Nur im übertragenen Sinn unter Strom: Hier eine Demonstration auf Motorrädern in Berlin.

Elektrisch und emissionsfrei: E-Motorräder sind eine umweltfreundliche Alternative zu Verbrenner-Modellen. Bei traditionellen Bikern hat die E-Version aber einen schweren Stand. Warum ist das so?

Auf den ersten Blick sieht die Harley-Davidson „Livewire One“ aus wie ein gewöhnliches Motorrad.
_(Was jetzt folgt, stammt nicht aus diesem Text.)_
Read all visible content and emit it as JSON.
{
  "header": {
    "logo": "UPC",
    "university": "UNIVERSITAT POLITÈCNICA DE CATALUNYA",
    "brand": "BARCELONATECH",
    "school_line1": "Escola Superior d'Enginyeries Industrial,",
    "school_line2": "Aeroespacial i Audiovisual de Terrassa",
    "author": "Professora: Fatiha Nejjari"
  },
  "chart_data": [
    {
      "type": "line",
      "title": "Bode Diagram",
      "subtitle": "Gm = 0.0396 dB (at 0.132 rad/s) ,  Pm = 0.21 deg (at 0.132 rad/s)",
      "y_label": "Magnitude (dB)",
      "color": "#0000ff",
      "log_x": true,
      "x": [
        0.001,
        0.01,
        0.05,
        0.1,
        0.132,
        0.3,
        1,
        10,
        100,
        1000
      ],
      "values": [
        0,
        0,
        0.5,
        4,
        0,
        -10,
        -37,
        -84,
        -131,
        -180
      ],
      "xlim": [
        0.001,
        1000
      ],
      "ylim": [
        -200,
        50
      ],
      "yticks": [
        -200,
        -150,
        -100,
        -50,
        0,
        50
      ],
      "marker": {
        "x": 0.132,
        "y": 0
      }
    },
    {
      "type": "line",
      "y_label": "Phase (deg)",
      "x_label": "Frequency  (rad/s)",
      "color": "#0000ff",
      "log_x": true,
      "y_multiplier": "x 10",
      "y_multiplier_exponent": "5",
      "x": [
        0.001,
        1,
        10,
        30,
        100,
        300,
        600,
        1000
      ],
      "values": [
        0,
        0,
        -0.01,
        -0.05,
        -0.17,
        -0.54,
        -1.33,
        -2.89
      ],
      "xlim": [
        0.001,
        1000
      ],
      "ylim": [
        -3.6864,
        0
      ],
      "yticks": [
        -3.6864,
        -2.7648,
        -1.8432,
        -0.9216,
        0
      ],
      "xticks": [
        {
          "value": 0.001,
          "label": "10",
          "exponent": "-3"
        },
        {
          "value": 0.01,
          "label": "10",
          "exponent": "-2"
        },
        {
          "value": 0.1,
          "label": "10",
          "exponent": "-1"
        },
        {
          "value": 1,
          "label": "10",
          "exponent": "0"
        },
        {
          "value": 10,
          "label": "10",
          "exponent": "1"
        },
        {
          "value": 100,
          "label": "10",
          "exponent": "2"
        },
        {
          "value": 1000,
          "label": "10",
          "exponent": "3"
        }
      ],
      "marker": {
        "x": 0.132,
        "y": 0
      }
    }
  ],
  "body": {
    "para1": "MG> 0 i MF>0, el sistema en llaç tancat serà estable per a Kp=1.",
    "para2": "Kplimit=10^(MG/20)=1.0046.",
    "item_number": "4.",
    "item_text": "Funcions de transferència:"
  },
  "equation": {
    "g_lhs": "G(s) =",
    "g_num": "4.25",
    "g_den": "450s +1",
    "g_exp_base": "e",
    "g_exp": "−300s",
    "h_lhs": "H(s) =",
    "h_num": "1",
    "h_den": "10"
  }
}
Erst an der Ampel hört man den Unterschied zur sonst üblichen Lärm-Kulisse. Mit ihrem elektrischen Antrieb ist sie nicht nur leise unterwegs, sondern auch umweltfreundlich: Weil der Zweirad-Stromer keine Abgase ausstößt, reduziert er die lokale Belastung durch Feinstaub und Schadstoffe.
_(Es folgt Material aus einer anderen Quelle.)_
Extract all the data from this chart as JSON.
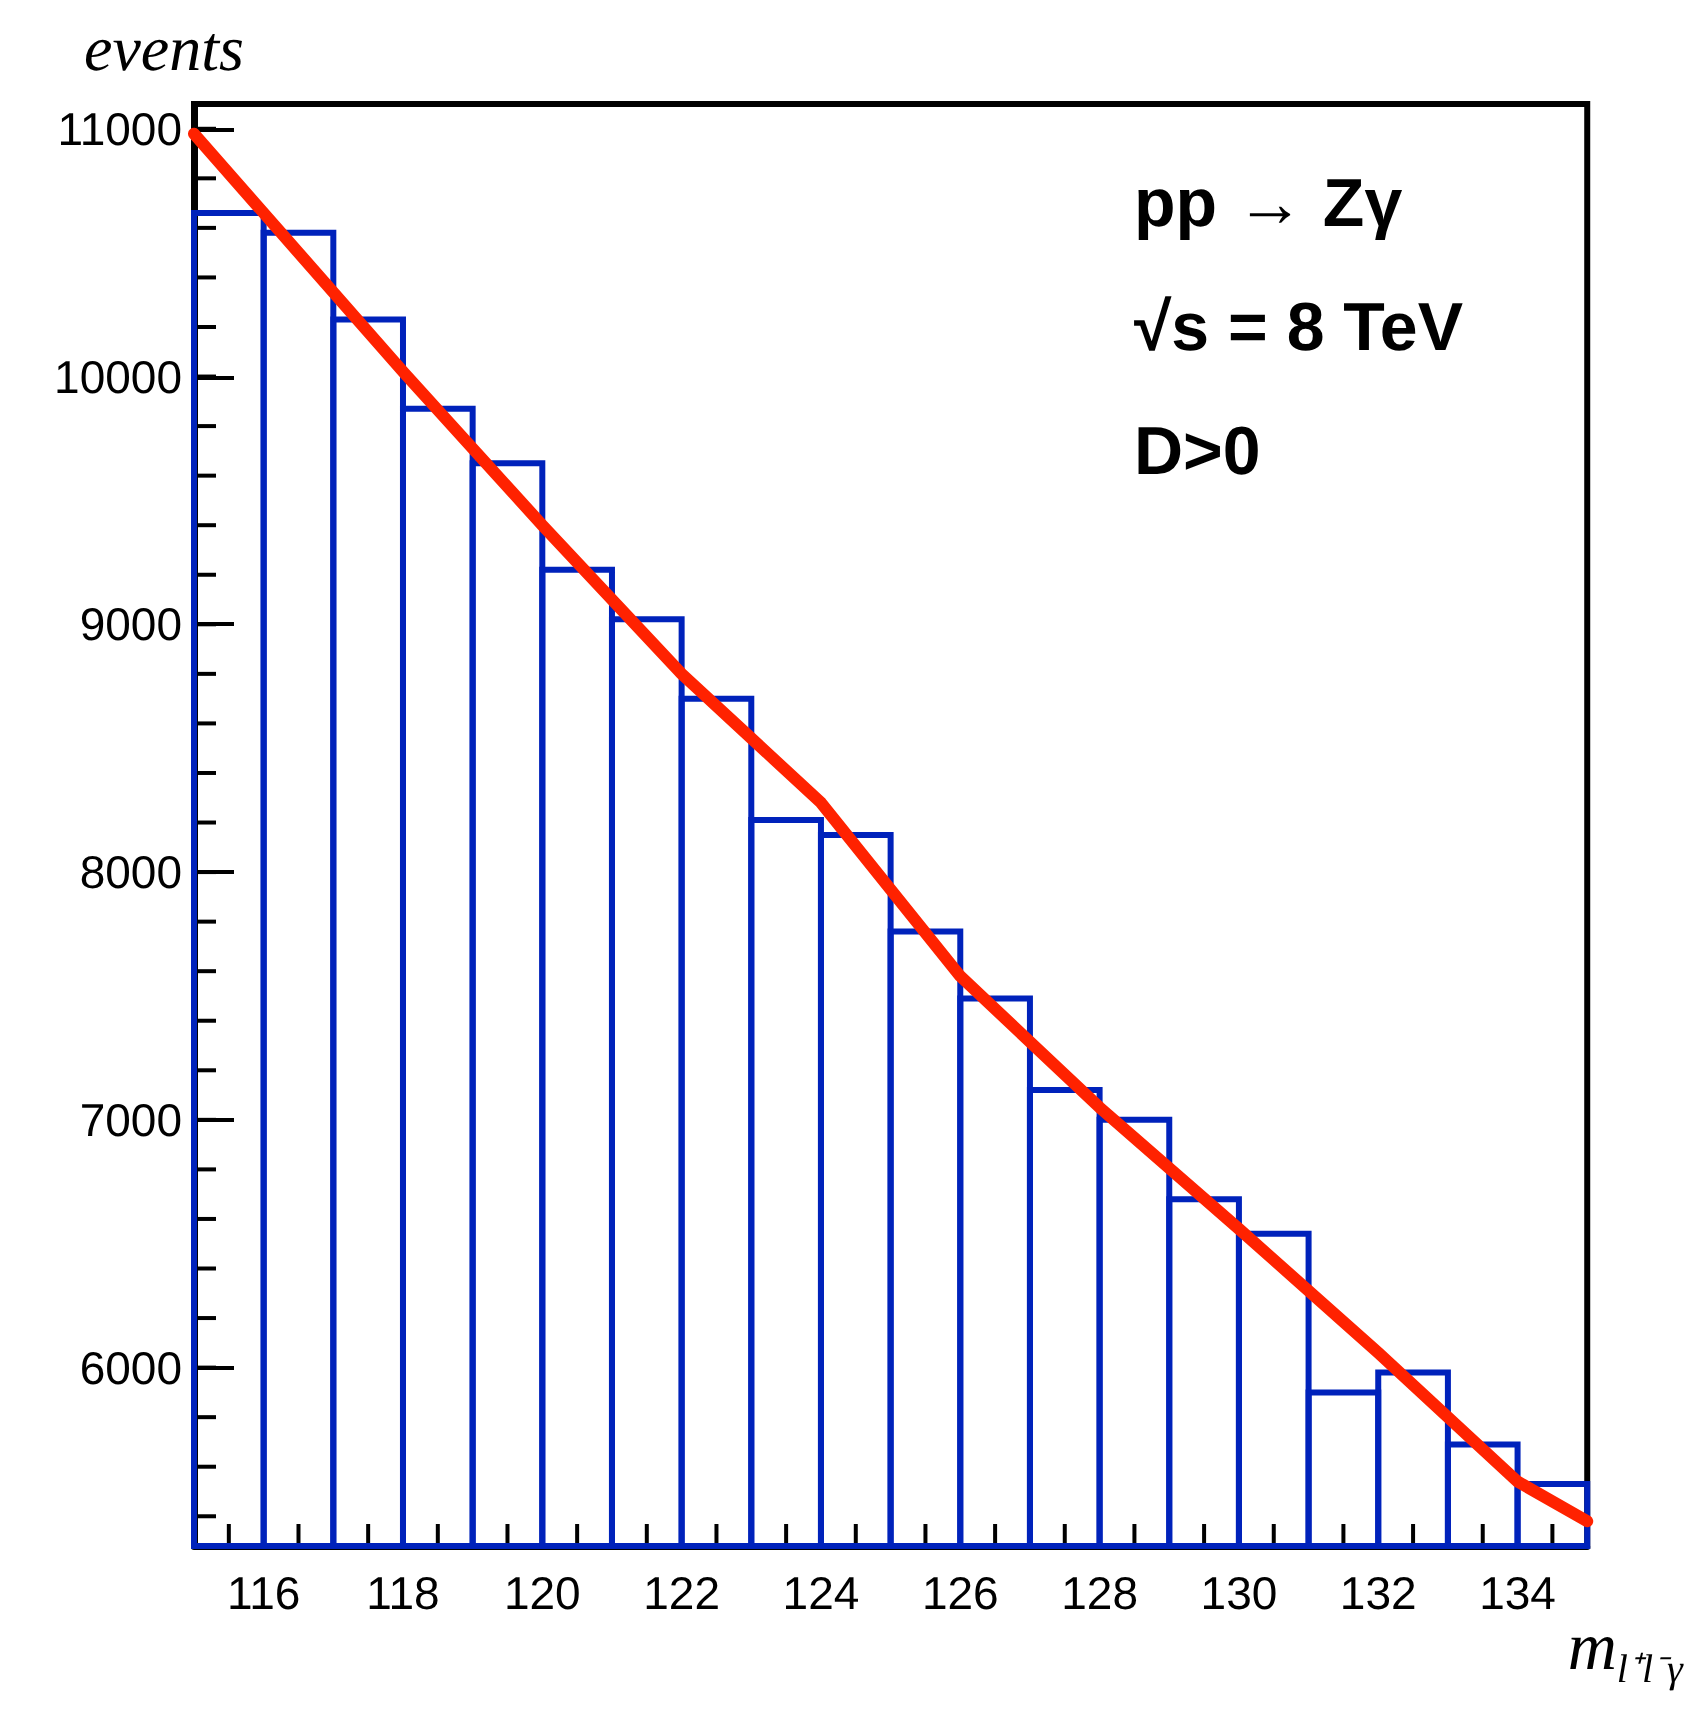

In Deutschland spielt Elektromobilität in der Automobilindustrie eine wichtige Rolle, um Klimaziele zu erreichen. Doch während sich E-Autos etablieren, haben die batteriebetriebenen Motorräder noch einen langen Weg vor sich. „Die meisten Biker brauchen das Freiheitsgefühl auf der Maschine. Sie wollen ihre Strecken fahren, ohne an die nächste Steckdose denken zu müssen“, erzählt Dirk, der anonym bleiben will. Für den leidenschaftlichen Motorradfahrer komme der Kauf eines E-Modells nicht infrage: „Ein Biker erkennt eine Maschine am Klang – auch das fällt bei den Elektro-Motorrädern weg.“

Hier die Zahlen

Zwar ist laut Industrie-Verband Motorrad Deutschland (IVM) das Interesse an motorisierten Zweirädern mit E-Antrieb seit 2020 deutlich gestiegen, das gelte aber vor allem für die kleineren Fahrzeugsegmente. 2023 gab es nach Angaben des Kraftfahrt-Bundesamts (KBA) 222.046 Neuzulassungen für Krafträder – davon hatten nur 16.945 (7,6 Prozent) einen Elektro-Antrieb. Im Jahr zuvor waren es noch 33.687 von 223.889 neu zugelassenen Krafträdern.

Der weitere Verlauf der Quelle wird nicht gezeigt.